Location-Free Scene Graph Generation
Ege Özsoy, Felix Holm, Mahdi Saleh, Tobias Czempiel, Chantal Pellegrini, Nassir Navab, Benjamin Busam
TL;DR
This work introduces location-free scene graph generation (LF-SGG), removing the need for bounding boxes or masks in both training and evaluation. It proposes Pix2SG, an autoregressive transformer that directly generates a scene graph from an image by encoding entity classes, instances, and predicates into a token sequence, coupled with a novel heuristic tree-search graph matching for objective evaluation. The approach is validated across PSG, Visual Genome, and 4D-OR, and demonstrates strong performance on downstream tasks such as image retrieval and zero-shot VQA, illustrating practical utility without location cues. The paper also provides a dedicated evaluation framework and ablations, showing that LF-SGG can approach, and in some domains surpass, location-based methods while drastically reducing annotation overhead.
Abstract
Scene Graph Generation (SGG) is a visual understanding task, aiming to describe a scene as a graph of entities and their relationships with each other.

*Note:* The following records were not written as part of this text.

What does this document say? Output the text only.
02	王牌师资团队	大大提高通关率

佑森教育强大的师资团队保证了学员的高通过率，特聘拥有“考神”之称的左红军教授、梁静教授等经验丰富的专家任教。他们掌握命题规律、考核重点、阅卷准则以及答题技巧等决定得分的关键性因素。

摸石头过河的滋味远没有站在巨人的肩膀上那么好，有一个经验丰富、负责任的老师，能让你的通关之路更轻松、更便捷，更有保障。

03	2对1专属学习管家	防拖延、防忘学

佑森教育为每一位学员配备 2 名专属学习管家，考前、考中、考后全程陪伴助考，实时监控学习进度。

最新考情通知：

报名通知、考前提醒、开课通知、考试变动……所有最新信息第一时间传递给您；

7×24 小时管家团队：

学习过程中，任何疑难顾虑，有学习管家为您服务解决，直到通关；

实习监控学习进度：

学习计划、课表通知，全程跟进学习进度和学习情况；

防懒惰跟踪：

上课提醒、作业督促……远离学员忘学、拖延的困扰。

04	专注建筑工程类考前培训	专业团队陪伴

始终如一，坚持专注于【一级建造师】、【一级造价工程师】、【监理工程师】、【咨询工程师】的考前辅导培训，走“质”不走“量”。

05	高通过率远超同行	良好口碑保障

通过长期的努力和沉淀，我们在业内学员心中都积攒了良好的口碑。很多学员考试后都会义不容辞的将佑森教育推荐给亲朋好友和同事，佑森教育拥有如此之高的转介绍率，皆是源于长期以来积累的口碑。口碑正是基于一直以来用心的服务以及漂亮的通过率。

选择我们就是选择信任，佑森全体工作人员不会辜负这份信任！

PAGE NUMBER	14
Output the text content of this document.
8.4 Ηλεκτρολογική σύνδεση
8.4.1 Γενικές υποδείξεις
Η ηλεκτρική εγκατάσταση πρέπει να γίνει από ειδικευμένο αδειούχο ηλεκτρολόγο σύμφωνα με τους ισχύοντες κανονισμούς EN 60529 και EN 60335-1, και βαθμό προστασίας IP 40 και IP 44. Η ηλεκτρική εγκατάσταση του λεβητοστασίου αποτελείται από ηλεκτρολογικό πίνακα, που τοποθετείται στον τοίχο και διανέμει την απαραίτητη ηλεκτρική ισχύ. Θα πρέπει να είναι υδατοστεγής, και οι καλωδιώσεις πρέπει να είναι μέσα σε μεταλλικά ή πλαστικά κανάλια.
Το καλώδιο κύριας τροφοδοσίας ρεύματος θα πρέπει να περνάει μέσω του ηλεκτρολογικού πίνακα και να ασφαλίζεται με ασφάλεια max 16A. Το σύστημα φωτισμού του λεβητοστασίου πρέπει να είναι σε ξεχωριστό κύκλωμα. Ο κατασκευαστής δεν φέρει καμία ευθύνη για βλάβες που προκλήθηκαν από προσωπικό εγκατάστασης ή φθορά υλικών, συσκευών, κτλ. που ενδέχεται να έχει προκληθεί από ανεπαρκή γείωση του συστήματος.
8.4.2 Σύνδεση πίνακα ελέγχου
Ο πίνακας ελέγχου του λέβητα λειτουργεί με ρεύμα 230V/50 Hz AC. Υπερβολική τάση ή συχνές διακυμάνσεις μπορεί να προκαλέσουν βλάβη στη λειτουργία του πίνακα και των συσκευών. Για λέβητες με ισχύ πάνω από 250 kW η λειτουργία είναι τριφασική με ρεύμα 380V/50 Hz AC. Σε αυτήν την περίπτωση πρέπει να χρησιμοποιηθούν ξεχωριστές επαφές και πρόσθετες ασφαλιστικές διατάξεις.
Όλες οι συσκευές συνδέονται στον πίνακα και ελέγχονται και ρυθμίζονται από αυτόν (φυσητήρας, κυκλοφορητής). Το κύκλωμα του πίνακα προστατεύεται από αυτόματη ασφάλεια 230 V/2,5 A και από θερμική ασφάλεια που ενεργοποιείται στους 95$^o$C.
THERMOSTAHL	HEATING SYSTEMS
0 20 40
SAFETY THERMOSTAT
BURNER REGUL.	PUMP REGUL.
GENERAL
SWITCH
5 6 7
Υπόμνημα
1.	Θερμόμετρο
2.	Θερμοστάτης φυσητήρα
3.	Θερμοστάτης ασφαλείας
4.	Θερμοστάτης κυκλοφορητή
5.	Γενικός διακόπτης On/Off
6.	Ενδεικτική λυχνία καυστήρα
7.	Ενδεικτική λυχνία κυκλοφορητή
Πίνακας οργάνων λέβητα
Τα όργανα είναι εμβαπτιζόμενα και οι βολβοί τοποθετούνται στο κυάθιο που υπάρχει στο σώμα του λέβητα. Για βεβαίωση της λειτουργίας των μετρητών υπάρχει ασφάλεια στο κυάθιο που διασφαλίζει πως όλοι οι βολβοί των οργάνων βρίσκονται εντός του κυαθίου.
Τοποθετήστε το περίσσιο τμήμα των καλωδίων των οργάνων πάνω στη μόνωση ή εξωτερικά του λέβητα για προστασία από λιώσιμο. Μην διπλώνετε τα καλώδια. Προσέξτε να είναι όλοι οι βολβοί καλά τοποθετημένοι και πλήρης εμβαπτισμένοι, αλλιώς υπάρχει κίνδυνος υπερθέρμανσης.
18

Existing works rely on location labels in form of bounding boxes or segmentation masks, increasing annotation costs and limiting dataset expansion. Recognizing that many applications do not require location data, we break this dependency and introduce location-free scene graph generation (LF-SGG). This new task aims at predicting instances of entities, as well as their relationships, without the explicit calculation of their spatial localization. To objectively evaluate the task, the predicted and ground truth scene graphs need to be compared. We solve this NP-hard problem through an efficient branching algorithm. Additionally, we design the first LF-SGG method, Pix2SG, using autoregressive sequence modeling. We demonstrate the effectiveness of our method on three scene graph generation datasets as well as two downstream tasks, image retrieval and visual question answering, and show that our approach is competitive to existing methods while not relying on location cues.